Das slowenische Gesundheitsministerium hat Pläne für umfangreiche Personaländerungen in Führungspositionen in Krankenhäusern und Gesundheitseinrichtungen angekündigt. Diese Änderungen erfolgen im Zuge der laufenden Bemühungen um eine Reform der öffentlichen Gesundheitsverwaltung und um systemische Herausforderungen im Sektor anzugehen. Das Ministerium hat bereits zwei öffentliche Ausschreibungen für Kandidaten eingeleitet, die sich für die Tätigkeit als Vertreter des Staates in öffentlichen Einrichtungen interessieren, wobei der zweite Ausschreibung erleichterte Auswahlkriterien vorgelegt wurden.

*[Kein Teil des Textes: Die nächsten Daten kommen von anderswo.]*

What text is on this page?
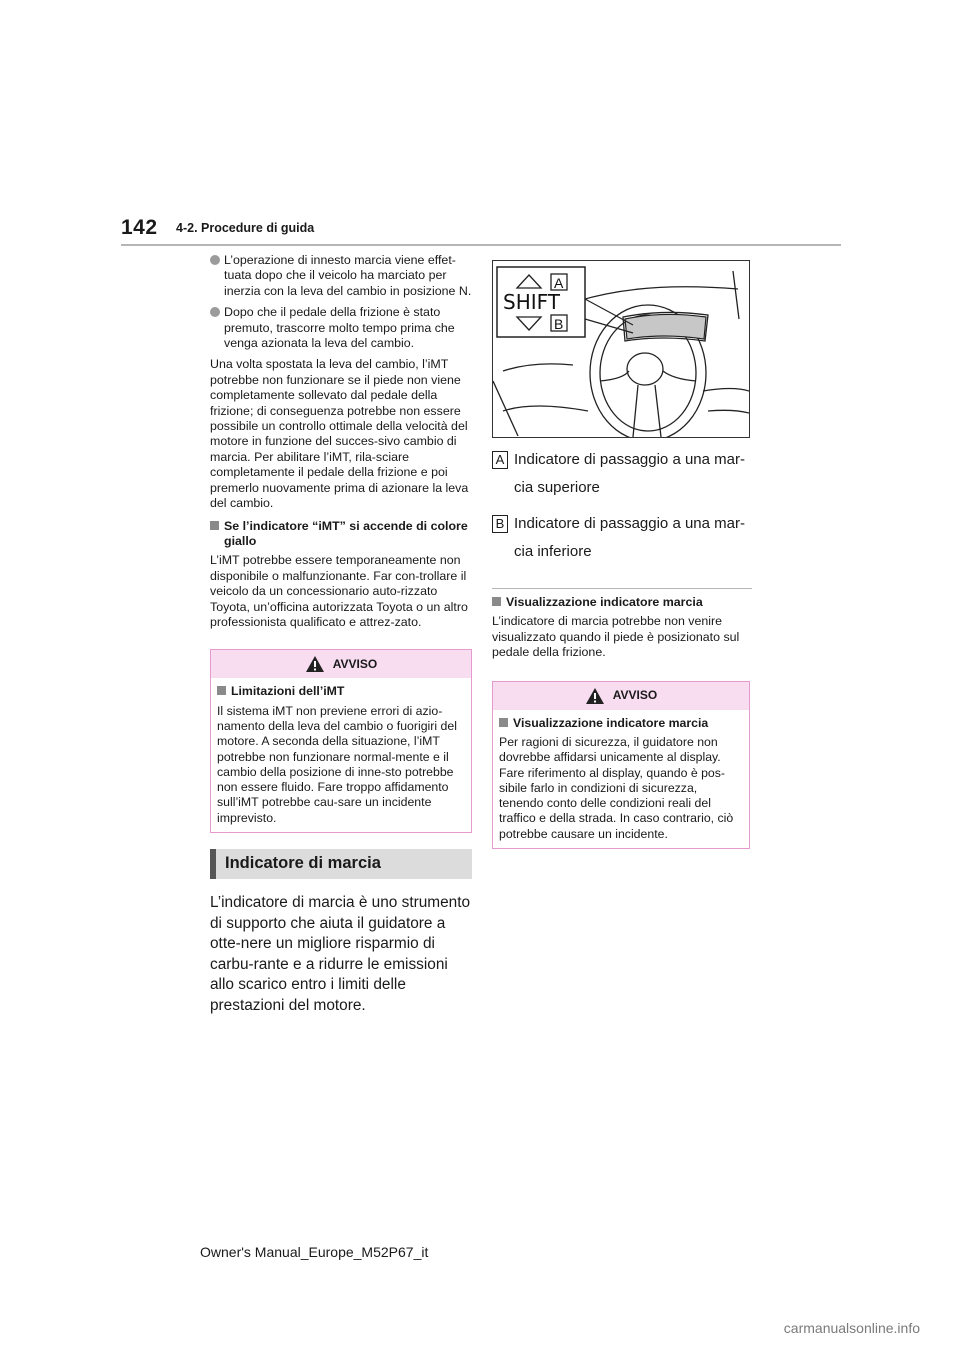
142 4-2. Procedure di guida
L’operazione di innesto marcia viene effet-tuata dopo che il veicolo ha marciato per inerzia con la leva del cambio in posizione N.
Dopo che il pedale della frizione è stato premuto, trascorre molto tempo prima che venga azionata la leva del cambio.

Una volta spostata la leva del cambio, l’iMT potrebbe non funzionare se il piede non viene completamente sollevato dal pedale della frizione; di conseguenza potrebbe non essere possibile un controllo ottimale della velocità del motore in funzione del succes-sivo cambio di marcia. Per abilitare l’iMT, rila-sciare completamente il pedale della frizione e poi premerlo nuovamente prima di azionare la leva del cambio.

Se l’indicatore “iMT” si accende di colore giallo

L’iMT potrebbe essere temporaneamente non disponibile o malfunzionante. Far con-trollare il veicolo da un concessionario auto-rizzato Toyota, un’officina autorizzata Toyota o un altro professionista qualificato e attrez-zato.

AVVISO
Limitazioni dell’iMT
Il sistema iMT non previene errori di azio-namento della leva del cambio o fuorigiri del motore. A seconda della situazione, l’iMT potrebbe non funzionare normal-mente e il cambio della posizione di inne-sto potrebbe non essere fluido. Fare troppo affidamento sull’iMT potrebbe cau-sare un incidente imprevisto.
Indicatore di marcia
L’indicatore di marcia è uno strumento di supporto che aiuta il guidatore a otte-nere un migliore risparmio di carbu-rante e a ridurre le emissioni allo scarico entro i limiti delle prestazioni del motore.
SHIFT
A
B
A Indicatore di passaggio a una mar-cia superiore

B Indicatore di passaggio a una mar-cia inferiore

Visualizzazione indicatore marcia

L’indicatore di marcia potrebbe non venire visualizzato quando il piede è posizionato sul pedale della frizione.

AVVISO
Visualizzazione indicatore marcia
Per ragioni di sicurezza, il guidatore non dovrebbe affidarsi unicamente al display. Fare riferimento al display, quando è pos-sibile farlo in condizioni di sicurezza, tenendo conto delle condizioni reali del traffico e della strada. In caso contrario, ciò potrebbe causare un incidente.
Owner's Manual_Europe_M52P67_it
carmanualsonline.info
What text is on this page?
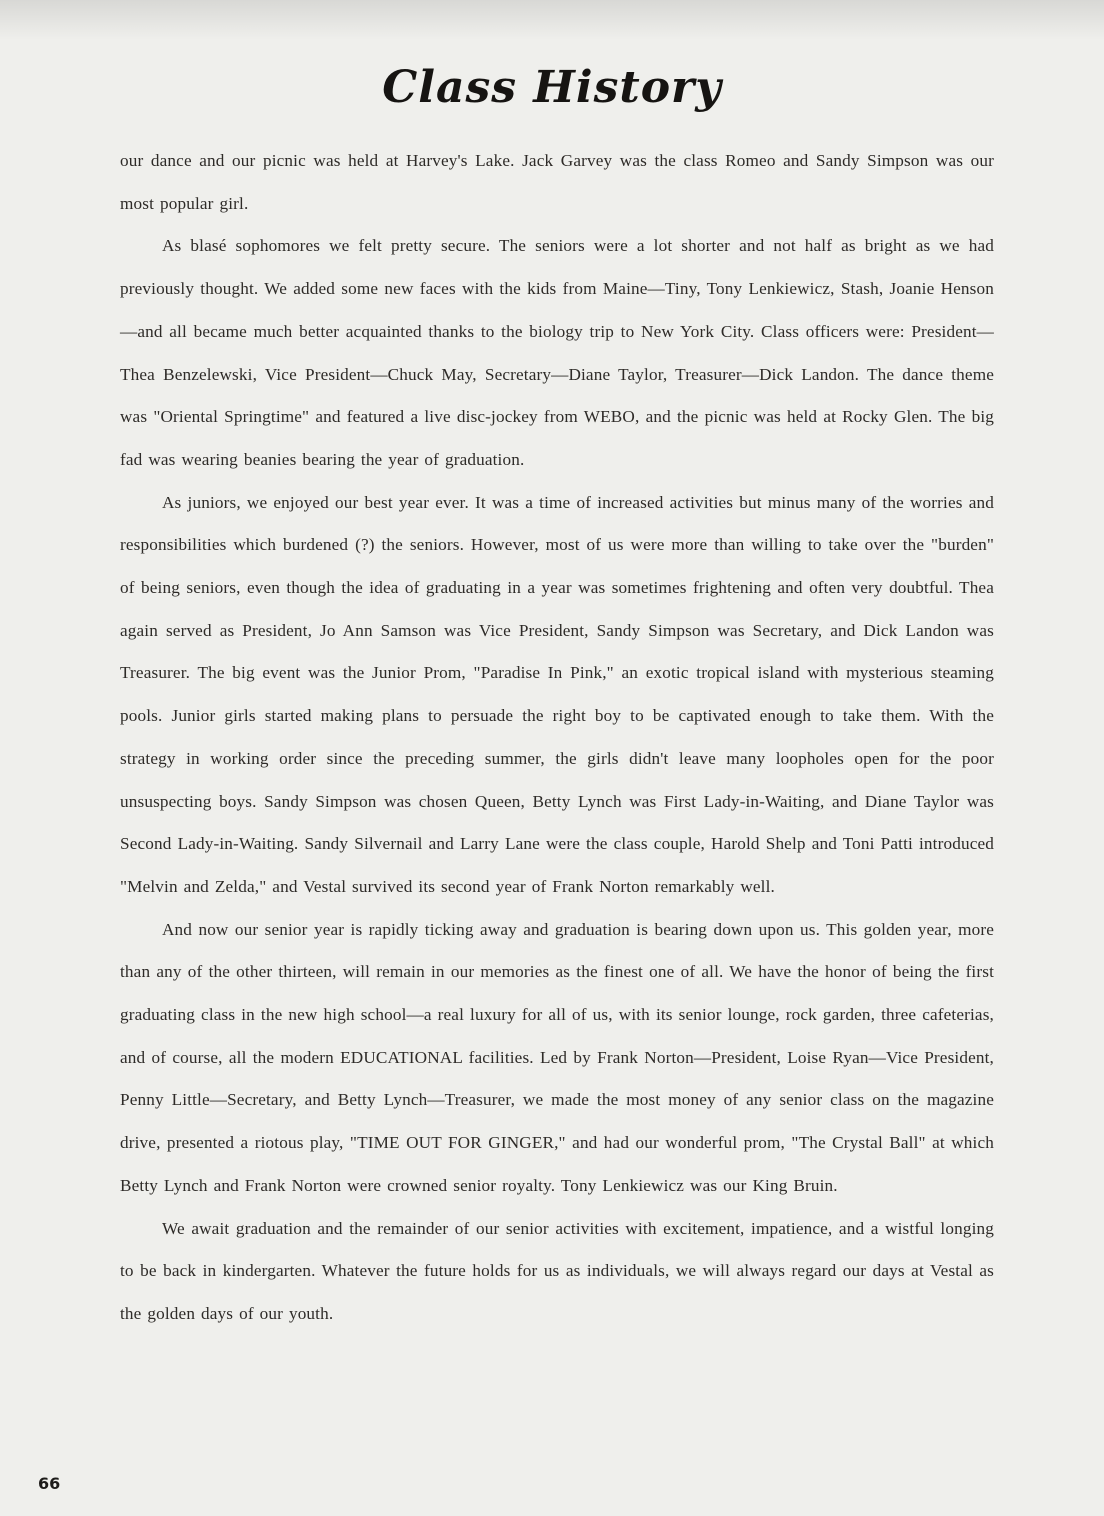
Class History

our dance and our picnic was held at Harvey's Lake. Jack Garvey was the class Romeo and Sandy Simpson was our most popular girl.

As blasé sophomores we felt pretty secure. The seniors were a lot shorter and not half as bright as we had previously thought. We added some new faces with the kids from Maine—Tiny, Tony Lenkiewicz, Stash, Joanie Henson—and all became much better acquainted thanks to the biology trip to New York City. Class officers were: President—Thea Benzelewski, Vice President—Chuck May, Secretary—Diane Taylor, Treasurer—Dick Landon. The dance theme was "Oriental Springtime" and featured a live disc-jockey from WEBO, and the picnic was held at Rocky Glen. The big fad was wearing beanies bearing the year of graduation.

As juniors, we enjoyed our best year ever. It was a time of increased activities but minus many of the worries and responsibilities which burdened (?) the seniors. However, most of us were more than willing to take over the "burden" of being seniors, even though the idea of graduating in a year was sometimes frightening and often very doubtful. Thea again served as President, Jo Ann Samson was Vice President, Sandy Simpson was Secretary, and Dick Landon was Treasurer. The big event was the Junior Prom, "Paradise In Pink," an exotic tropical island with mysterious steaming pools. Junior girls started making plans to persuade the right boy to be captivated enough to take them. With the strategy in working order since the preceding summer, the girls didn't leave many loopholes open for the poor unsuspecting boys. Sandy Simpson was chosen Queen, Betty Lynch was First Lady-in-Waiting, and Diane Taylor was Second Lady-in-Waiting. Sandy Silvernail and Larry Lane were the class couple, Harold Shelp and Toni Patti introduced "Melvin and Zelda," and Vestal survived its second year of Frank Norton remarkably well.

And now our senior year is rapidly ticking away and graduation is bearing down upon us. This golden year, more than any of the other thirteen, will remain in our memories as the finest one of all. We have the honor of being the first graduating class in the new high school—a real luxury for all of us, with its senior lounge, rock garden, three cafeterias, and of course, all the modern EDUCATIONAL facilities. Led by Frank Norton—President, Loise Ryan—Vice President, Penny Little—Secretary, and Betty Lynch—Treasurer, we made the most money of any senior class on the magazine drive, presented a riotous play, "TIME OUT FOR GINGER," and had our wonderful prom, "The Crystal Ball" at which Betty Lynch and Frank Norton were crowned senior royalty. Tony Lenkiewicz was our King Bruin.

We await graduation and the remainder of our senior activities with excitement, impatience, and a wistful longing to be back in kindergarten. Whatever the future holds for us as individuals, we will always regard our days at Vestal as the golden days of our youth.

66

Nach Berichten zog der erste Aufruf, der im Juni veröffentlicht wurde, 145 geeignete Bewerber an. Diese Zahl wurde jedoch als unzureichend erachtet, um die geplanten Personalanforderungen zu erfüllen. Infolgedessen startete das Ministerium einen zweiten Aufruf und reduzierte die Auswahlkriterien. Nach den neuen Richtlinien werden die Bewerber nicht mehr anhand ihres beruflichen Hintergrunds im Gesundheitswesen oder im Management von Großsystemen bewertet. Stattdessen scheint der Fokus auf der Erweiterung des Pools potenzieller Staatsvertreter zu liegen. Beamte erklärten, dass die überarbeiteten Regeln notwendig waren, weil die bestehenden Vorschriften strenger waren als das Gesetz selbst und Anpassungen bei den Bewertungsmetriken ermöglichten.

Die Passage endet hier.